Example 11-4 Revisited

Let's check out the Cook's distance measure for this Influence4 data set:

scatterplot of y vs x

Regressing y on x and requesting the Cook's distance measures, we obtain the following Minitab output:

Row x y COOK1
1 0.10000 -0.0716 0.08172
2 0.45401 4.1673 0.03076
3 1.09765 6.5703 0.02198
4 1.27936 13.8150 0.00075
5 2.20611 11.4501 0.00901
6 2.50064 12.9554 0.00629
7 3.04030 20.1575 0.00086
8 3.23583 17.5633 0.00095
9 4.45308 26.0317 0.00191
10 4.16990 22.7573 0.00004
11 5.28474 26.3030 0.00002
12 5.59238 30.6885 0.00320
13 5.92091 33.9402 0.00848
14 6.66066 30.9228 0.00003
15 6.79953 34.1100 0.00280
16 7.97943 44.4536 0.03958
17 8.41536 46.5022 0.05229
18 8.71607 50.0568 0.09180
19 8.70156 46.5475 0.04809
20 9.16463 45.7762 0.03194
21 13.0000 15.0000 4.04801

In this case, the Cook's distance measure for the red data point (4.04801) stands out substantially compared to the other Cook's distance measures.
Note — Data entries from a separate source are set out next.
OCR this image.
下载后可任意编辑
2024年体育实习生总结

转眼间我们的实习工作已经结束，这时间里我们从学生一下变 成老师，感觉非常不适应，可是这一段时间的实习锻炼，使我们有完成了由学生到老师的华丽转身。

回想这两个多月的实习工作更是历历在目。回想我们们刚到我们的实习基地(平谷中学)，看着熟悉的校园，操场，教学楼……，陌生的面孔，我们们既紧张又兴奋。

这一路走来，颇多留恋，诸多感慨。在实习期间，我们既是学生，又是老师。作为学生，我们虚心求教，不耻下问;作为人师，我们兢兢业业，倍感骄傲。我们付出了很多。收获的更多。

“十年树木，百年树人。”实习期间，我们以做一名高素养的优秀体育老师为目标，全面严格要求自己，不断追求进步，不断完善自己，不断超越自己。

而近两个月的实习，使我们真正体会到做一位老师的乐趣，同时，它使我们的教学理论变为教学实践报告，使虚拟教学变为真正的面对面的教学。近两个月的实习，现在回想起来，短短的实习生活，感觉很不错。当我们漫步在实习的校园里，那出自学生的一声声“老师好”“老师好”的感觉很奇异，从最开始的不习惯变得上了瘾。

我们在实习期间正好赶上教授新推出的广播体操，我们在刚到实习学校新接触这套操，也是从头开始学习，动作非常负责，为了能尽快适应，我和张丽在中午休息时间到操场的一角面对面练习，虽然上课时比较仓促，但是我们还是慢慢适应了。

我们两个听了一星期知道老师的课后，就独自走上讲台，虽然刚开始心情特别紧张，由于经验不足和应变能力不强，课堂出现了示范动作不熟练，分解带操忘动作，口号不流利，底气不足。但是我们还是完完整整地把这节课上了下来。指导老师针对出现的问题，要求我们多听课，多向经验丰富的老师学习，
Furthermore, the Cook's distance measure for the red data point is greater than 1. Therefore, based on the Cook's distance measure—and not surprisingly—we would classify the red data point as being influential.

An alternative method for interpreting Cook's distance that is sometimes used is to relate the measure to the F(p, n–p) distribution and to find the corresponding percentile value. If this percentile is less than about 10 or 20 percent, then the case has little apparent influence on the fitted values. On the other hand, if it is near 50 percent or even higher, then the case has a major influence. (Anything "in between" is more ambiguous.)